Em As 4 Filhas de Olfa (Les Filles d’Olfa, França, Alemanha, Tunísia e Arábia Saudita, 2023), por exemplo, a diretora conta a história de Olfa, uma mulher que perdeu suas duas filhas mais velhas ao se radicalizarem e se unirem às forças do Dáesh. A abordagem de Ben Hania é unir em cena a mãe e as duas filhas restantes com atrizes profissionais no papel das duas desaparecidas para recriar memórias, situações, e proporcionar uma aproximação a suas histórias que permite uma catarse, proximidade e humanidade, sem perder o respeito pelas feridas abertas de suas protagonistas.

A Voz de Hind Rajab
O filme resgata a gravação da última chamada telefônica de Hind Rajab, assim como fotografias verdadeiras suas (Crédito: Synapse Distribution)

O caso de A Voz de Hind Rajab pode ser considerado distinto, pois o uso das gravações da menina roça perigosamente com o sensacionalismo. No entanto, o segundo ponto que devemos considerar é outro argumento de Sontag, que questiona quando ou se realmente vale a pena exumar as memórias—sonoras, neste caso—das vítimas da guerra e da violência. A ensaísta propõe que talvez seja fútil, pois a distância do tempo tende a inocentar os perpetradores. Mas o que acontece quando essa distância ainda é suficientemente pequena para permitir que o braço da justiça os alcance?

Ben Hania nos lembra sobre essa imediatez, primeiro, ao narrar o acontecimento a partir da perspectiva dos voluntários do Crescente Vermelho Palestino, cuja urgência por salvar a menina contrasta com o outro grande propósito do longa-metragem: expor a inoperância burocrática dos sistemas de ajuda humanitária internacionais.

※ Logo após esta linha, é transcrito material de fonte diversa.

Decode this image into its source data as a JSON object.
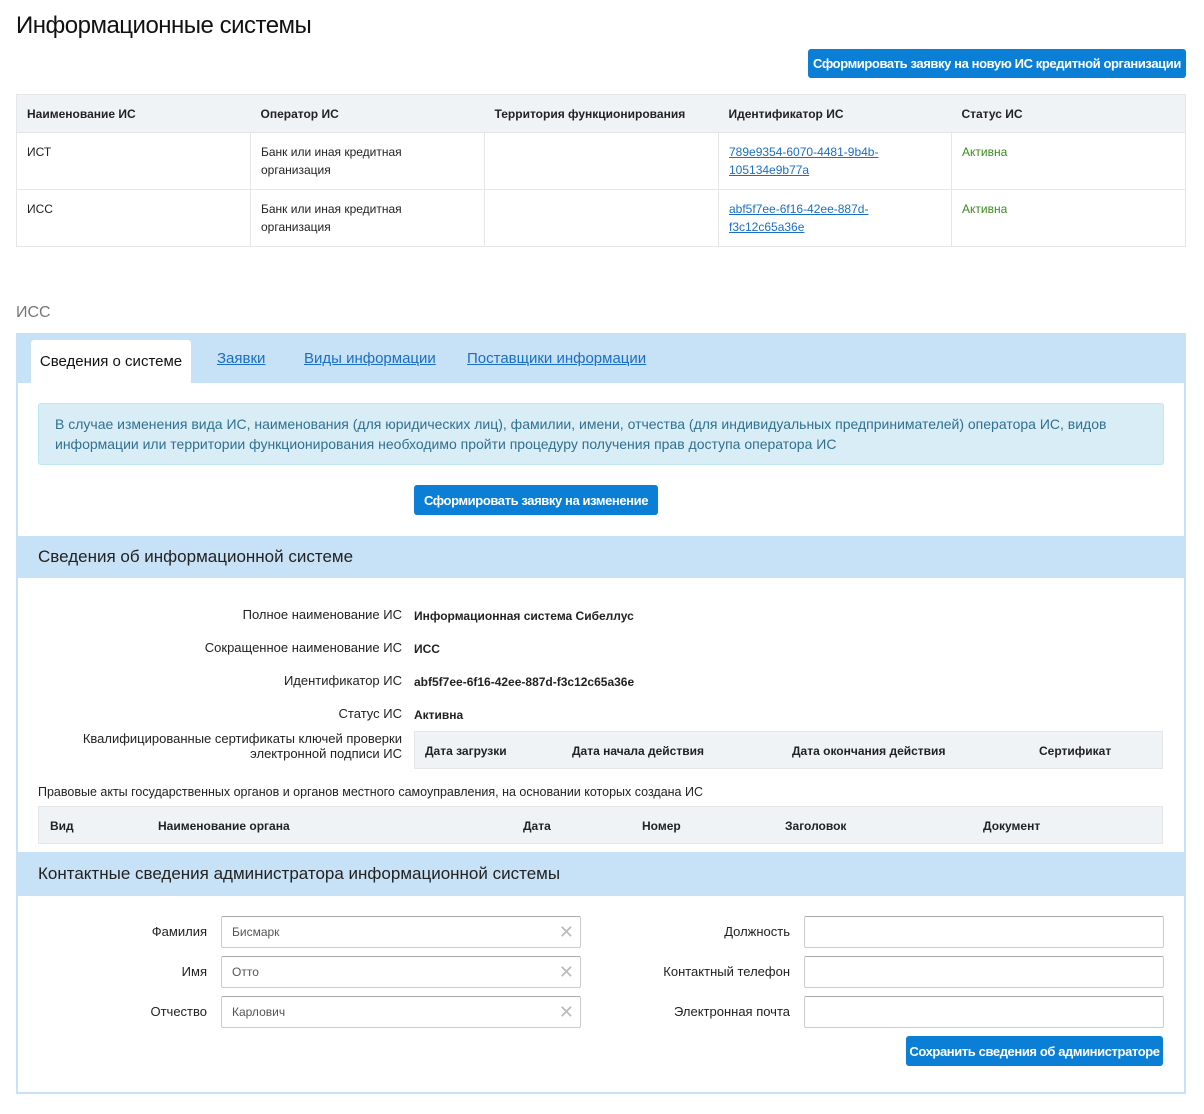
{
  "page": {
    "title": "Информационные системы",
    "new_request_button": "Сформировать заявку на новую ИС кредитной организации"
  },
  "systems_table": {
    "headers": [
      "Наименование ИС",
      "Оператор ИС",
      "Территория функционирования",
      "Идентификатор ИС",
      "Статус ИС"
    ],
    "rows": [
      {
        "name": "ИСТ",
        "operator": "Банк или иная кредитная организация",
        "territory": "",
        "id_line1": "789e9354-6070-4481-9b4b-",
        "id_line2": "105134e9b77a",
        "status": "Активна"
      },
      {
        "name": "ИСС",
        "operator": "Банк или иная кредитная организация",
        "territory": "",
        "id_line1": "abf5f7ee-6f16-42ee-887d-",
        "id_line2": "f3c12c65a36e",
        "status": "Активна"
      }
    ]
  },
  "selected": {
    "title": "ИСС"
  },
  "tabs": [
    "Сведения о системе",
    "Заявки",
    "Виды информации",
    "Поставщики информации"
  ],
  "alert": "В случае изменения вида ИС, наименования (для юридических лиц), фамилии, имени, отчества (для индивидуальных предпринимателей) оператора ИС, видов информации или территории функционирования необходимо пройти процедуру получения прав доступа оператора ИС",
  "change_button": "Сформировать заявку на изменение",
  "info": {
    "title": "Сведения об информационной системе",
    "full_name_label": "Полное наименование ИС",
    "full_name": "Информационная система Сибеллус",
    "short_name_label": "Сокращенное наименование ИС",
    "short_name": "ИСС",
    "id_label": "Идентификатор ИС",
    "id": "abf5f7ee-6f16-42ee-887d-f3c12c65a36e",
    "status_label": "Статус ИС",
    "status": "Активна",
    "certs_label_1": "Квалифицированные сертификаты ключей проверки",
    "certs_label_2": "электронной подписи ИС",
    "certs_headers": [
      "Дата загрузки",
      "Дата начала действия",
      "Дата окончания действия",
      "Сертификат"
    ],
    "acts_label": "Правовые акты государственных органов и органов местного самоуправления, на основании которых создана ИС",
    "acts_headers": [
      "Вид",
      "Наименование органа",
      "Дата",
      "Номер",
      "Заголовок",
      "Документ"
    ]
  },
  "admin": {
    "title": "Контактные сведения администратора информационной системы",
    "last_name_label": "Фамилия",
    "last_name": "Бисмарк",
    "first_name_label": "Имя",
    "first_name": "Отто",
    "middle_name_label": "Отчество",
    "middle_name": "Карлович",
    "position_label": "Должность",
    "position": "",
    "phone_label": "Контактный телефон",
    "phone": "",
    "email_label": "Электронная почта",
    "email": "",
    "save_button": "Сохранить сведения об администраторе"
  }
}
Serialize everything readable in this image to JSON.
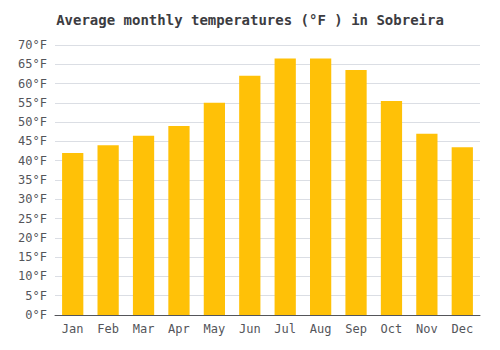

A diretora nos situa desde o começo na data, da qual mal passou um ano.

Em momentos-chave, sua câmera não só registra as dramatizações, mas também telas de celulares com vídeos dos momentos reais, tal qual aconteceram no centro de atendimento telefônico. A câmera de cinema direciona nossa atenção para as câmeras de bolso, mais versáteis e imediatas que qualquer jornalista ou historiador, mas igualmente impotentes para mudar as coisas.

A Voz de Hind Rajab
A diretora Kaouther Ben Hania não busca sensacionalismo, mas sim exaltar a urgência de uma situação em curso (Crédito: Synapse Distribution)

Utilizar atores profissionais para recriar os fatos não pretende explorar a tragédia em nome da indulgência dramática, mas sim enquadrá-la e exaltá-la. Sontag argumenta finalmente que os documentos da crueldade têm pouco poder para mudar as coisas, mas uma visão otimista deve nos lembrar que há poder. Pouco, mas há.

O ato de resgatar as gravações da pequena pode existir em uma zona moralmente cinzenta e incômoda. Ao mesmo tempo, as converte em um testemunho devastador e inquestionável do custo cruel de nossa apatia, inação e burocracia coletiva, diante de uma máquina cultural e política que esconderia de bom grado a verdade debaixo do tapete. Que se incomodem eles. E que no resto, pelo menos, siga viva a empatia.